That did not sit very well with a West Virginia team that was a rough and tumble bunch.
“I can remember how upset we were to a point where we went and physically destroyed Syracuse,” Woodeshick said, recalling total dominance in the second half of a 17-6 victory.
Woodeshick, who had come out of the coal mines around Wilkes-Barre, Pa., to come to West Virginia, was somewhat of an excitable sort in those days, once recalling how, before games, he used to enter the weight room wearing a pair of plastic goggles.
“It gave me a feeling of superiority. I felt like some super-human from outer space,” he said.
The same kind of feeling he had down in Sunnyside when he was punching out parking meters.
“I loved to put a dime in them and give them my best forearm shot. They would be on an hour for days,” he once explained.
See, the thing is, it really didn’t take much for Woodeshick to get too fired up about anything, especially a football game.
Corum’s halftime revelation of the stolen property was proof of that.
“In retrospect, I say to myself, why did I get so teed off? I didn’t have anything in my wallet anyway. No money, no valuables,” Woodeshick said.
That made it even more unbelievable, a few years back, when out of the blue his stolen wallet was returned to him.
“I couldn’t believe it. They found my wallet and sent it back to me and, know what, the only thing I did have in my wallet was a picture of my girlfriend, who I broke up with anyway,” he said, laughing at the thought.
In those days you didn’t know where inspiration might come from.
“There was a time he used a newspaper article to inspire us,” Woodeshick remembered, speaking of Coach Corum. “Before a Pitt game, there was an article where they referred to us as ‘Pennsylvania garbage.’ They meant we had a lot of kids on the team from Pennsylvania who had been rejected by Pitt and went to WVU.”
That didn’t sit well with the West Virginia team, either, especially since the brother of Paul Martha, a Pitt immortal, was playing at WVU.
“We beat the crap out of Pitt,” Woodeshick recalled.
And he had probably his finest game at WVU in the 15-8 victory, rushing for 89 yards on 10 carries.
Woodeshick was known more for his toughness than his running ability at WVU, although he was a good runner despite never gaining 500 yards in a season.
“At WVU we ran the T-formation.
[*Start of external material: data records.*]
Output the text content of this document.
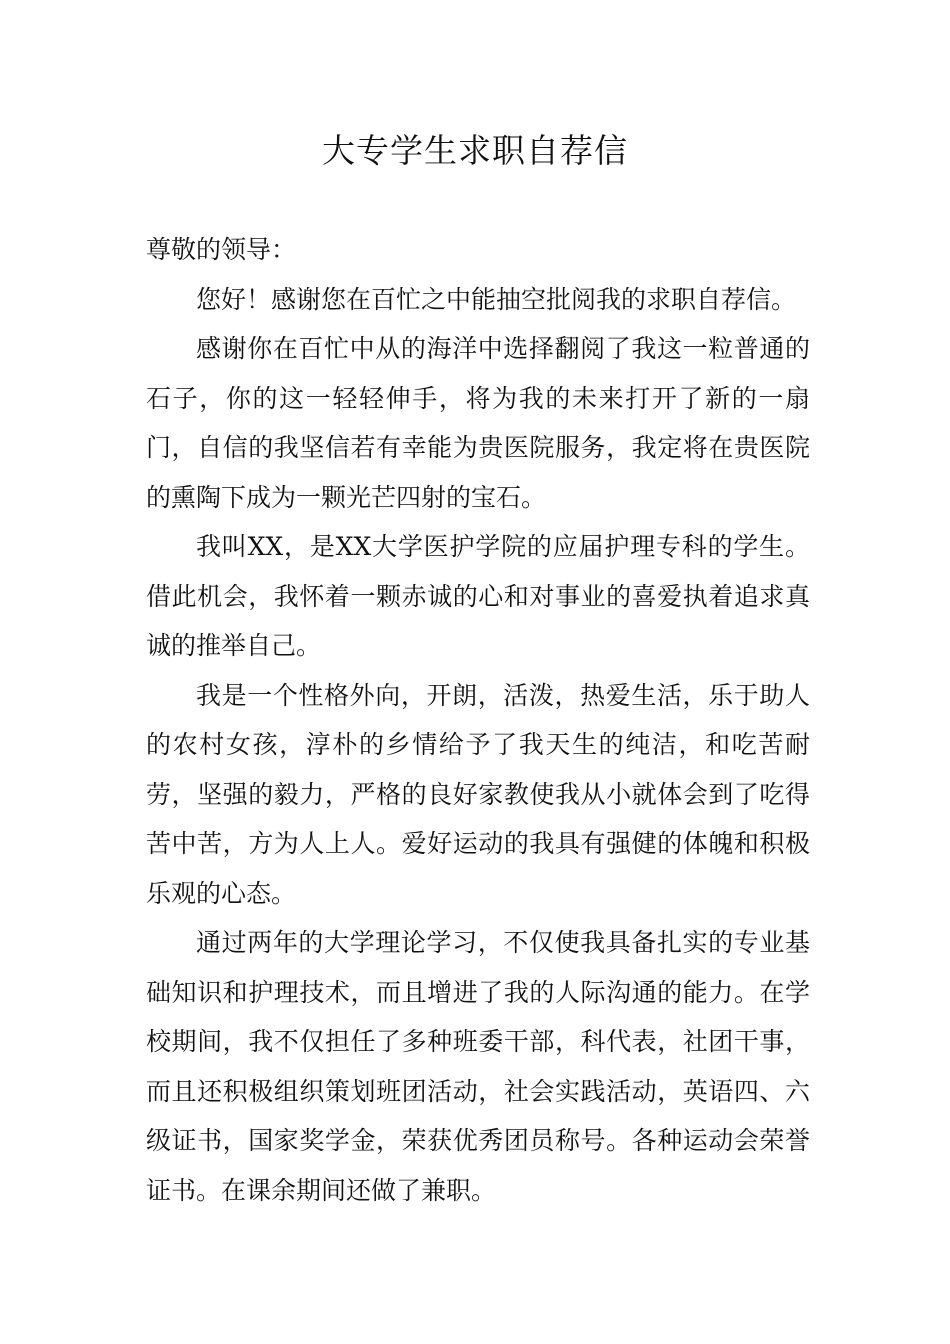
大专学生求职自荐信

尊敬的领导：

您好！感谢您在百忙之中能抽空批阅我的求职自荐信。

感谢你在百忙中从的海洋中选择翻阅了我这一粒普通的石子，你的这一轻轻伸手，将为我的未来打开了新的一扇门，自信的我坚信若有幸能为贵医院服务，我定将在贵医院的熏陶下成为一颗光芒四射的宝石。

我叫XX，是XX大学医护学院的应届护理专科的学生。借此机会，我怀着一颗赤诚的心和对事业的喜爱执着追求真诚的推举自己。

我是一个性格外向，开朗，活泼，热爱生活，乐于助人的农村女孩，淳朴的乡情给予了我天生的纯洁，和吃苦耐劳，坚强的毅力，严格的良好家教使我从小就体会到了吃得苦中苦，方为人上人。爱好运动的我具有强健的体魄和积极乐观的心态。

通过两年的大学理论学习，不仅使我具备扎实的专业基础知识和护理技术，而且增进了我的人际沟通的能力。在学校期间，我不仅担任了多种班委干部，科代表，社团干事，而且还积极组织策划班团活动，社会实践活动，英语四、六级证书，国家奖学金，荣获优秀团员称号。各种运动会荣誉证书。在课余期间还做了兼职。
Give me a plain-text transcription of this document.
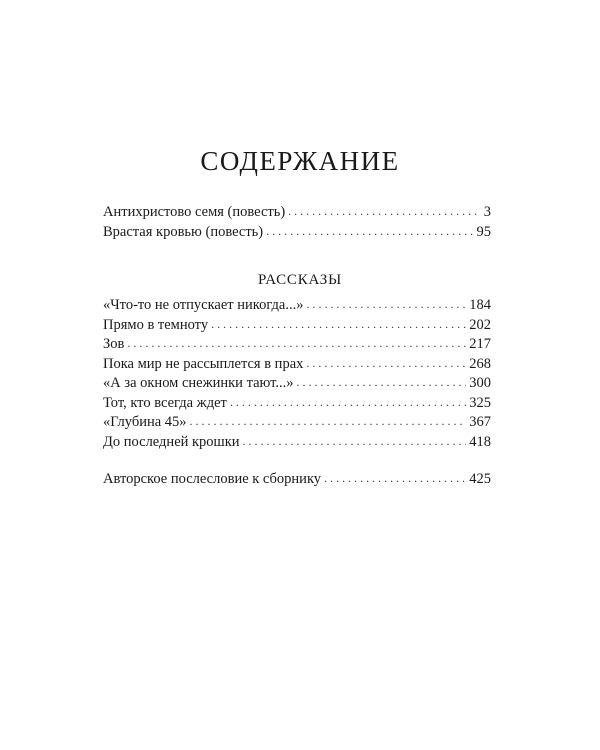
СОДЕРЖАНИЕ
Антихристово семя (повесть) . . .	3
Врастая кровью (повесть) . . .	95
РАССКАЗЫ
«Что-то не отпускает никогда...» . . .	184
Прямо в темноту . . .	202
Зов . . .	217
Пока мир не рассыплется в прах . . .	268
«А за окном снежинки тают...» . . .	300
Тот, кто всегда ждет . . .	325
«Глубина 45» . . .	367
До последней крошки . . .	418
Авторское послесловие к сборнику . . .	425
We had three running backs and we threw considerably my senior year,” he explained. “My per-carry average was there, but I didn’t get to run enough.”
Once he got a chance to carry the ball in the NFL with the Philadelphia Eagles, he made his mark, gaining 947 yards in one season, narrowly missing 1,000 … and, yes, there’s a story to go with that.
On the last play before the half against the Chicago Bears, he broke open on a trap play behind a great block by All-Pro tackle Bob Brown and went 60 yards for a touchdown, only to have it called back for holding 10 yards behind the play by the other tackle Lane Howell, costing him the 1,000-yard season.
Woodeshick had every intention of attending Penn State, which was in his backyard, until running into WVU coach Pappy Lewis. He was sold immediately, but it played a role in his professional career.
He graduated when the AFL and NFL were in competition and signed with the Buffalo Bills of the AFL for a bonus of $1,250 and a salary of $9,500 before the draft, then also signed with the Eagles for a $2,000 bonus and salary of $12,500 after being drafted by the Eagles.
“I let my father and all my friends down by going to West Virginia. I wasn’t going to go to Buffalo when Philadelphia was in my back yard,” he explained. “I’d been a fan all my life. My two favorite teams in the NFL and the AFL were Buffalo and the Eagles, and that’s the two teams who drafted me. I always felt if I had failed, the Bills would have an interest in me, but if I failed at Buffalo, the NFL wouldn’t be interested in me.”
Woodeshick had a long and solid NFL career, then went on to a varied life that included owning restaurants, working in the stock market, broadcasting and marketing for casinos … which isn’t bad for a kid who wanted nothing more than to graduate the school of forestry at WVU.